Example: Constant Yield (Actuarial) Method

The Constant Yield (Actuarial) method is similar to the Simple Interest method except that to pay off the loan early, you may have to pay the full remaining principal and interest (which is precomputed.) The lender should then refund the unearned interest to you. (In some cases, the lender may deduct the unearned interest from the amount you owe to reduce the amount you must pay.) The other difference from the Simple Interest method is that you do not reduce the outstanding balance and the interest portion of subsequent payments by making extra monthly payments or unless you pay off the full loan balance. (Note: The Constant Yield (Actuarial) method may not give you the same net payoff as the Simple Interest method.)

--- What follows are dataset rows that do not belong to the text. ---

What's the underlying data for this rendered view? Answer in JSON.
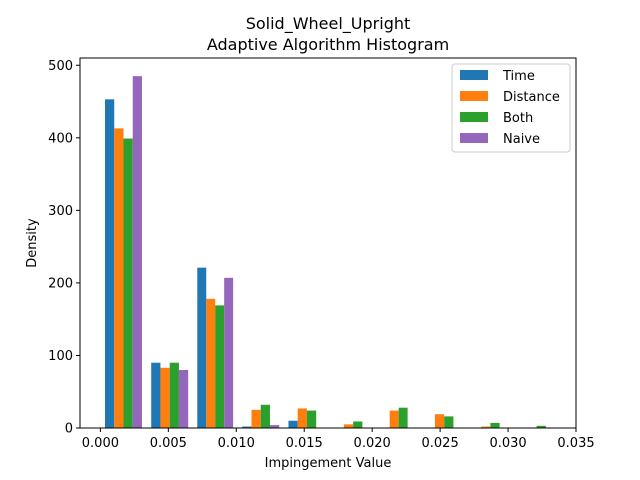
{
  "chart_data": {
    "type": "bar",
    "title_lines": [
      "Solid_Wheel_Upright",
      "Adaptive Algorithm Histogram"
    ],
    "xlabel": "Impingement Value",
    "ylabel": "Density",
    "xlim": [
      -0.0015,
      0.035
    ],
    "ylim": [
      0,
      510
    ],
    "xticks": [
      0.0,
      0.005,
      0.01,
      0.015,
      0.02,
      0.025,
      0.03,
      0.035
    ],
    "xtick_labels": [
      "0.000",
      "0.005",
      "0.010",
      "0.015",
      "0.020",
      "0.025",
      "0.030",
      "0.035"
    ],
    "yticks": [
      0,
      100,
      200,
      300,
      400,
      500
    ],
    "ytick_labels": [
      "0",
      "100",
      "200",
      "300",
      "400",
      "500"
    ],
    "legend_position": "top-right",
    "bin_edges": [
      0.0,
      0.0034,
      0.0068,
      0.0101,
      0.0135,
      0.0169,
      0.0203,
      0.0236,
      0.027,
      0.0304,
      0.0338
    ],
    "series": [
      {
        "name": "Time",
        "color": "#1f77b4",
        "values": [
          453,
          90,
          221,
          2,
          10,
          0,
          0,
          0,
          0,
          0
        ]
      },
      {
        "name": "Distance",
        "color": "#ff7f0e",
        "values": [
          413,
          83,
          178,
          25,
          27,
          5,
          24,
          19,
          2,
          0
        ]
      },
      {
        "name": "Both",
        "color": "#2ca02c",
        "values": [
          399,
          90,
          169,
          32,
          24,
          9,
          28,
          16,
          7,
          3
        ]
      },
      {
        "name": "Naive",
        "color": "#9467bd",
        "values": [
          485,
          80,
          207,
          4,
          0,
          0,
          0,
          0,
          0,
          0
        ]
      }
    ]
  }
}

      Amount financed    $18,800.00
      Term48 months
      APR    9.00%
      Monthly payment$467.84

First payment interest = $18,800 × 9% ÷ 12 = $141.00
First payment principal = $467.84 – $141.00 = $326.84
End of month 1 net loan balance = $18,800.00 – $326.84 = $18,473.16
Second payment interest = $18,473.16 × 9% ÷ 12 = $138.55
Second payment principal = $467.84 – $138.55 = $329.29
End of month 2 net loan balance = $18,473.16 – $329.29 = $18,143.87
Full-term interest = ($467.84 × 48) – $18,800 = $3,656.32

Additional payments do not reduce the loan balance in the month paid, so if a $1,000 payment is made at the end of month 1, it is treated as prepayment of the monthly payments due at the end of months 2 and 3. If the remaining payments are made on time or within the grace period, there is no savings of the full-term projected interest because the amount of interest in each payment is precomputed. If there are no prepayments of principal and the loan is prepaid after 24 payments, the balance will be the same as the balance under the Simple Interest method but $54.81 lower than the balance under the Rule of 78 method.